I laugh under my breath, watching her fuss with the books already on the cart. The way she adjusts them, double-checks every label. She’s exacting. Focused. Kinda bossy.
And honestly? It’s hot as hell.
Fuck, she’s gorgeous.
Glasses slipping down her nose. Hair all undone from the humidity. That mouth—that sharp, gorgeous mouth—muttering under her breath as she tries to balance on one crutch and shelve a stack of books like the stubborn, infuriating, beautiful woman she is.
I should be focused on helping. I should be scanning barcodes and organizing spines like she asked.
But instead?
All I can think about is how those cute little glasses would fog up if I ever got her naked and panting beneath me.

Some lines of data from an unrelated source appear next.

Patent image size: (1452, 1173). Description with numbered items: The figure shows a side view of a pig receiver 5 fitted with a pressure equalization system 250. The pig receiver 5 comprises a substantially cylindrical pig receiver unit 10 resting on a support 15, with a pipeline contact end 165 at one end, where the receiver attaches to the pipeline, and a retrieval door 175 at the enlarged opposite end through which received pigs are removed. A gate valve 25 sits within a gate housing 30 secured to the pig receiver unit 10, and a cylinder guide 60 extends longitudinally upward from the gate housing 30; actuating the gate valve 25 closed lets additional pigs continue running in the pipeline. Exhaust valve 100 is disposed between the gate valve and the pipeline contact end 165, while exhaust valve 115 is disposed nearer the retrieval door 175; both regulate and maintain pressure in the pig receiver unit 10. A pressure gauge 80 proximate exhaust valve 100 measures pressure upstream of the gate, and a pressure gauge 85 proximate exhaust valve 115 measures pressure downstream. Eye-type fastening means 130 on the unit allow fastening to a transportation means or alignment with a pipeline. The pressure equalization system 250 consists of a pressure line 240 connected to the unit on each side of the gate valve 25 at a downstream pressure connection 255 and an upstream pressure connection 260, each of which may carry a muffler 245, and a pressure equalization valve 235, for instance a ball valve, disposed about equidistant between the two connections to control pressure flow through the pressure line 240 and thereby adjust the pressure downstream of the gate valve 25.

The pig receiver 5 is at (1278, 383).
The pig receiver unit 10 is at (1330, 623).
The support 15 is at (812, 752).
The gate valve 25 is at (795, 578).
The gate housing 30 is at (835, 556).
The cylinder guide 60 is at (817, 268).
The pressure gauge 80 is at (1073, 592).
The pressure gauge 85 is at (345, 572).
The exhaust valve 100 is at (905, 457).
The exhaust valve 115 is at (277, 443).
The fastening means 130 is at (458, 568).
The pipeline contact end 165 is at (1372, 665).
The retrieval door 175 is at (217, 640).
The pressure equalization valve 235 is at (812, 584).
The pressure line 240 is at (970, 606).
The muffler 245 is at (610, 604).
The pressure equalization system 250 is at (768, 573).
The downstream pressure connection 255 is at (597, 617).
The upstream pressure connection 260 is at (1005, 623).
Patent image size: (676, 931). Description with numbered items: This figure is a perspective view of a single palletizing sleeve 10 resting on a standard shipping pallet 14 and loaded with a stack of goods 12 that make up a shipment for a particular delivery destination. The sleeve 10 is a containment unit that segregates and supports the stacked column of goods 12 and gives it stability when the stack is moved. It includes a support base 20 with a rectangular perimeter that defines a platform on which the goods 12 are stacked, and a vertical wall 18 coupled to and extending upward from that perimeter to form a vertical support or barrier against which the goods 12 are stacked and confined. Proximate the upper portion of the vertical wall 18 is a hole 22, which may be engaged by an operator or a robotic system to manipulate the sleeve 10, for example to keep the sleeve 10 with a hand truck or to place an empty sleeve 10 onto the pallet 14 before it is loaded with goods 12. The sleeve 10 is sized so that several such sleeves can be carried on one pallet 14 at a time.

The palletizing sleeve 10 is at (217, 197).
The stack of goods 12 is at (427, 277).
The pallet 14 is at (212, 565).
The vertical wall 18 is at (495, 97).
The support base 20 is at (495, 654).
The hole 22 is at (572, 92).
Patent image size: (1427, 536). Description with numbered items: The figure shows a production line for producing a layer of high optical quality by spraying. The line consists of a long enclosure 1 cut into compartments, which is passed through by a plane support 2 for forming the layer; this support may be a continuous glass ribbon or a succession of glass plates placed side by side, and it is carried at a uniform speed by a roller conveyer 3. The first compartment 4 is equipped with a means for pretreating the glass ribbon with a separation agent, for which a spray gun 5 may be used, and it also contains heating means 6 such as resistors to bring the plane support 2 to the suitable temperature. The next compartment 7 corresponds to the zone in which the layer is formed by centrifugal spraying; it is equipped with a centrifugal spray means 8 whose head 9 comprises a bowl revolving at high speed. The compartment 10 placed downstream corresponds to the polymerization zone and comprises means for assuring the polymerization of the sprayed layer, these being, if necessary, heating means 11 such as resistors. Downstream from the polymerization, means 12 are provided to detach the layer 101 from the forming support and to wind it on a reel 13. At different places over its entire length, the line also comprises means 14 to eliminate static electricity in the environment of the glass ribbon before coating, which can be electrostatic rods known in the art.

How that prim librarian outfit would look wrinkled and inside out on the floor of the back office.
How she’d moan if I ever got the chance to run my hands over those curves she keeps pretending I haven’t noticed. Because I’ve noticed.
Back in high school, I was a dumbass. Said some stupid things to impress my friends. I thought pushing her away was safer than admitting how badly I wanted her.
But now?
Now I can’t stop looking at her. Can’t stop thinking about how it’d feel to make her smile. To make her trust me. To make her forget every single shitty thing I ever said.
But she’s still hurt. I can see it in the way she stiffens when I get too close. In the way she glares at me like she’s daring me to mess up again.
So yeah, maybe I’m walking a tightrope here. Half regret, half raging lust.
But if Maya Gibbons gives me even an inch of a second chance—I swear, I’ll crawl through broken glass to take it.
She catches me staring and shoots me a glare.
“What?”
I shrug, the scanner dangling from my hand. “Nothing. Just… didn’t know librarians could be this terrifying.”
“I’m not terrifying,” she snaps. “I’m just surrounded by incompetence.”
“Yeah?” I step a little closer. “And yet you let me stay.”
She opens her mouth—probably to tell me to get lost again—but something shifts in her eyes. Just for a second. Then it’s gone.
“Only for today,” she says firmly, turning away. “Then you’re someone else’s problem.”
I smile, already knowing she doesn’t mean that. Not really.
Because I’m not leaving. Not anytime soon.